The terminology used herein is for the purpose of describing particular embodiments only and is not intended to be limiting of the invention. As used herein, the singular forms “a,” “an” and “the” are intended to include the plural forms as well, unless the context clearly indicates otherwise. It will be further understood that the terms “comprises” and/or “comprising,” when used in this specification, specify the presence of stated features, integers, steps, operations, elements, and/or components, but do not preclude the presence or addition of one or more other features, integers, steps, operations, elements, components, and/or groups thereof.

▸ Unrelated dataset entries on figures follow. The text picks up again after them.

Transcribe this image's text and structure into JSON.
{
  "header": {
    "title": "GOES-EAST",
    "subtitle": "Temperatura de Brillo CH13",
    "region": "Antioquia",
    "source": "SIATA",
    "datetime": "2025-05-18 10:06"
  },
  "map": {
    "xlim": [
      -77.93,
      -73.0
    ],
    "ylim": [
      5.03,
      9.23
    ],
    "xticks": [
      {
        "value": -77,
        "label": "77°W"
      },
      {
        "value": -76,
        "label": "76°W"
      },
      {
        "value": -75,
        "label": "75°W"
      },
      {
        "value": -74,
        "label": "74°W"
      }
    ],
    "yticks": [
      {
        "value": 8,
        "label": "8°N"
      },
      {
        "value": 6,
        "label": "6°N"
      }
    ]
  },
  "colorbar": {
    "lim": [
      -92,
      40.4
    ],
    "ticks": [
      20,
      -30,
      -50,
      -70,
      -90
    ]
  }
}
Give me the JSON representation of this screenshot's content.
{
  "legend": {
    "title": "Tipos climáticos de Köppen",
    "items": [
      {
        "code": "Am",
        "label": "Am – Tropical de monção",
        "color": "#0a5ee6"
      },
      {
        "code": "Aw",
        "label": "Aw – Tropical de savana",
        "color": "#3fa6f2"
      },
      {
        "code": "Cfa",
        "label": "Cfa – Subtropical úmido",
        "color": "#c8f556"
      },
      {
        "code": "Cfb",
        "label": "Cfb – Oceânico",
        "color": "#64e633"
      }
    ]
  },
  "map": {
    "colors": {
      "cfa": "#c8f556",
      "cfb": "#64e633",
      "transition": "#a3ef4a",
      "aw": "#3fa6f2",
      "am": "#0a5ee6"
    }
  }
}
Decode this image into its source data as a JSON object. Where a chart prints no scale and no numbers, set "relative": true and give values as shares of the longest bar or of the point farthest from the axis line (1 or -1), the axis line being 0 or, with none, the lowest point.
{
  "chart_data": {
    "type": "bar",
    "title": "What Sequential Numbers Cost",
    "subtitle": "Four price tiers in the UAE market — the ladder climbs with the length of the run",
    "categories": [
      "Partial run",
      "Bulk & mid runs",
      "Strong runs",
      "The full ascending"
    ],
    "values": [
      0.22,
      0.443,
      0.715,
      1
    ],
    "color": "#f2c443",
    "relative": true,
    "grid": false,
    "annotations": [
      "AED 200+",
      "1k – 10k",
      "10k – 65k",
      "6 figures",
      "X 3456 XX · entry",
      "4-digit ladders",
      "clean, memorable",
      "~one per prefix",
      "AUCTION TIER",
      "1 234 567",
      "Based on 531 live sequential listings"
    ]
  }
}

The corresponding structures, materials, acts, and equivalents of all means or step plus function elements in the claims below are intended to include any structure, material, or act for performing the function in combination with other claimed elements as specifically claimed. The description of the present invention has been presented for purposes of illustration and description, but is not intended to be exhaustive or limited to the invention in the form disclosed. Many modifications and variations will be apparent to those of ordinary skill in the art without departing from the scope and spirit of the invention. The embodiment was chosen and described in order to best explain the principles of the invention and the practical application, and to enable others of ordinary skill in the art to understand the invention for various embodiments with various modifications as are suited to the particular use contemplated.